Jindyworobak Anthology, 1938 [to] Jindyworobak Anthology, 1945 [the first eight volumes]

Jindyworobak Anthology, 1938 [to] Jindyworobak Anthology, 1945 [the first eight volumes]

Adelaide, F.W. Preece (the first six volumes), and Melbourne, Georgian House, 1938 to 1945.

Octavo, eight volumes, with pagination ranging from 52 to 80 pages per volume.

Monochrome wrappers printed in contrasting ink (both different in all cases); wrappers occasionally a little marked or sunned, with minimal signs of use and age; the volume for 1943 has a light shallow tidemark visible along the leading edge of some leaves; overall, a very good run.

The first eight issues of this influential annual anthology of verse.

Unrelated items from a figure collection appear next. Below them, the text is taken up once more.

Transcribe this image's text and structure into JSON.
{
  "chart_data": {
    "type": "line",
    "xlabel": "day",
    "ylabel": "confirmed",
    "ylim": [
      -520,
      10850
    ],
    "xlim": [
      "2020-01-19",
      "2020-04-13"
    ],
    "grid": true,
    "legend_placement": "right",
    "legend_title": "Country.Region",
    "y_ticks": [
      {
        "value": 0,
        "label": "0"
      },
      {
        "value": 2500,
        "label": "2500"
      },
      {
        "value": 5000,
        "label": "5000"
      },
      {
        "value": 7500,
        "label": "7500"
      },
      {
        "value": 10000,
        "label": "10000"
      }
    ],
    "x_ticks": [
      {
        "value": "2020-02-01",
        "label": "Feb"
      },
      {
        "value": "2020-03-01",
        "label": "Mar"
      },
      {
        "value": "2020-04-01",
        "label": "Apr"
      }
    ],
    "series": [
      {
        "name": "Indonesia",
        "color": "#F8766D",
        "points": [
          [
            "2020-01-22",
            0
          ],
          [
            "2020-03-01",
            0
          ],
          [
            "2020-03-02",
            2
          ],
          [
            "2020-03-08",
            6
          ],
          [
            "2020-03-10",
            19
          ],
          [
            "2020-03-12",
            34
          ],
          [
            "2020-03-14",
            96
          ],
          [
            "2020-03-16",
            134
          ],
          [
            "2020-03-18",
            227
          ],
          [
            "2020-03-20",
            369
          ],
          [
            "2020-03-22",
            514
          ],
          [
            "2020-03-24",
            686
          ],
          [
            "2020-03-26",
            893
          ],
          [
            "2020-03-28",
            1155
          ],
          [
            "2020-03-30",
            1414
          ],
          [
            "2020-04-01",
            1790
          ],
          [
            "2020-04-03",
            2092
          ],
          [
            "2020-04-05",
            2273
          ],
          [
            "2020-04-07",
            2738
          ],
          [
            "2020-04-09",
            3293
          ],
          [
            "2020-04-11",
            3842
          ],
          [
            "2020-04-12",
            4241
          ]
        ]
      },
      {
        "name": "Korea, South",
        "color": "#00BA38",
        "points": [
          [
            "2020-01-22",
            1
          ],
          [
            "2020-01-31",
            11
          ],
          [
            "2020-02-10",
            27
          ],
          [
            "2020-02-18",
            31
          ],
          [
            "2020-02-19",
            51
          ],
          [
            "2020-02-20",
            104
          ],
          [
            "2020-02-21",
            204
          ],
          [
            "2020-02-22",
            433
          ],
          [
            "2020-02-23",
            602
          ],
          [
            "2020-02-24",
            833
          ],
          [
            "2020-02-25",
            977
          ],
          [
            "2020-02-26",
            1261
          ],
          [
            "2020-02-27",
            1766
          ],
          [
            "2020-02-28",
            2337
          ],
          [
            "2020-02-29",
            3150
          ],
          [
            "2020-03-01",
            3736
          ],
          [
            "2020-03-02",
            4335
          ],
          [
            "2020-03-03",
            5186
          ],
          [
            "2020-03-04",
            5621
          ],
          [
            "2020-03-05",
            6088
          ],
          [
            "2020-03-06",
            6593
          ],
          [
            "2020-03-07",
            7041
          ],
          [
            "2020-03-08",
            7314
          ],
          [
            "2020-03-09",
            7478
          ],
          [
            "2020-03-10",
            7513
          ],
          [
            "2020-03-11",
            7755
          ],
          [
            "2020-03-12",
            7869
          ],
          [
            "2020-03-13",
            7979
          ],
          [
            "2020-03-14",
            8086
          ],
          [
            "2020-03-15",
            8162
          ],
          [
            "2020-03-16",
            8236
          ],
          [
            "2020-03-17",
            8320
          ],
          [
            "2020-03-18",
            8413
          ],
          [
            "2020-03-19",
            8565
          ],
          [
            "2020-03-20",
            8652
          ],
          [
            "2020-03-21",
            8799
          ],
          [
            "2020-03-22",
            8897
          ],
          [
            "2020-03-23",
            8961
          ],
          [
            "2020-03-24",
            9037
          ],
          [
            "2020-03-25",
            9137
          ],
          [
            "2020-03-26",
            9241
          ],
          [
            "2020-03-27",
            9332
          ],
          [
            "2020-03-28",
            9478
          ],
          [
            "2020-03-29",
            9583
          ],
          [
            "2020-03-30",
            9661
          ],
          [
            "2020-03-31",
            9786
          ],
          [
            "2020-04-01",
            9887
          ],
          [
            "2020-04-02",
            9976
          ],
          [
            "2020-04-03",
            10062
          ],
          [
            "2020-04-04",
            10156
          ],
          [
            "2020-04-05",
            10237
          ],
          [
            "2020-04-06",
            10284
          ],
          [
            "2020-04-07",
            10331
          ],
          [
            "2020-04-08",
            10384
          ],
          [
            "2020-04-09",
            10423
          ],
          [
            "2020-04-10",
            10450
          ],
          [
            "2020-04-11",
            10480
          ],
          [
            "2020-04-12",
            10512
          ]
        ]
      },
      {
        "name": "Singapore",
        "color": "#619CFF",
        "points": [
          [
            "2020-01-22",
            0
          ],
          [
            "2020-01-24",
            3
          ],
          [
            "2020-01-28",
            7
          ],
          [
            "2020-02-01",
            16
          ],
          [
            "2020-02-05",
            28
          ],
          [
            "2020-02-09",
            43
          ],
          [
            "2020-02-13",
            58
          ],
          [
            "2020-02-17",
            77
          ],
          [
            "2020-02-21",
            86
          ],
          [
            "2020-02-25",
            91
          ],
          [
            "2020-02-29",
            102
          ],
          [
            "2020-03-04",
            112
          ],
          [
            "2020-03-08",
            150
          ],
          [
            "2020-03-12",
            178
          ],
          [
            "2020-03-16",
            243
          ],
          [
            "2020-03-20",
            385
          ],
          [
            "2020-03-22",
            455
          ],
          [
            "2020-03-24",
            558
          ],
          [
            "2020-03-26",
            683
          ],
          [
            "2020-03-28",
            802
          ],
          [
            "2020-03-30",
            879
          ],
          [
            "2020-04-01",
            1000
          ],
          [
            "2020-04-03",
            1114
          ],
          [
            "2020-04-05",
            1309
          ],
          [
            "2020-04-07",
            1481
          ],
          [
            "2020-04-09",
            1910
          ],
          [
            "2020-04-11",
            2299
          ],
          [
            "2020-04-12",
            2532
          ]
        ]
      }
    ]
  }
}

'The "Jindyworobak Anthology", published annually from 1938-1953, was initiated by South Australian poet Rex Ingamells. It published poetry that set out to avoid European influences and relate more closely to the Australian environment, history and traditions, including those of the Aboriginal people, searching in this way for an authentic expression of Australian culture. The name "Jindyworobak" was taken from the glossary of James Devaney's "The Vanished Tribes" (1929), as an Aboriginal word meaning "to annex", or "join". Ingamells adopted it for the movement as symbolic of the joining of "white" and "black" culture. The first issues of the "Anthology", edited by Ingamells himself, did much to set the direction of the Jindyworobak movement and rapidly attracted contributors. However, the movement was waning by the nineteen-fifties and the 1953 "Anthology" was the last issued' (AustLit website). The first issue is subtitled 'Poems by young Australians of Today'; subsequent issues are subtitled 'Australian Contemporary Verse' until the number for 1944, where the subtitle is omitted. Rex Ingamells edited the first four volumes; the following four volumes were edited by Victor Kennedy, Flexmore Hudson, W. Hart-Smith, and Gina Ballantyne, respectively. Loosely inserted in the last volume in this run is a printed slip uniquely identifying it as 'part of the Professor A D Hope Library'. [8 item].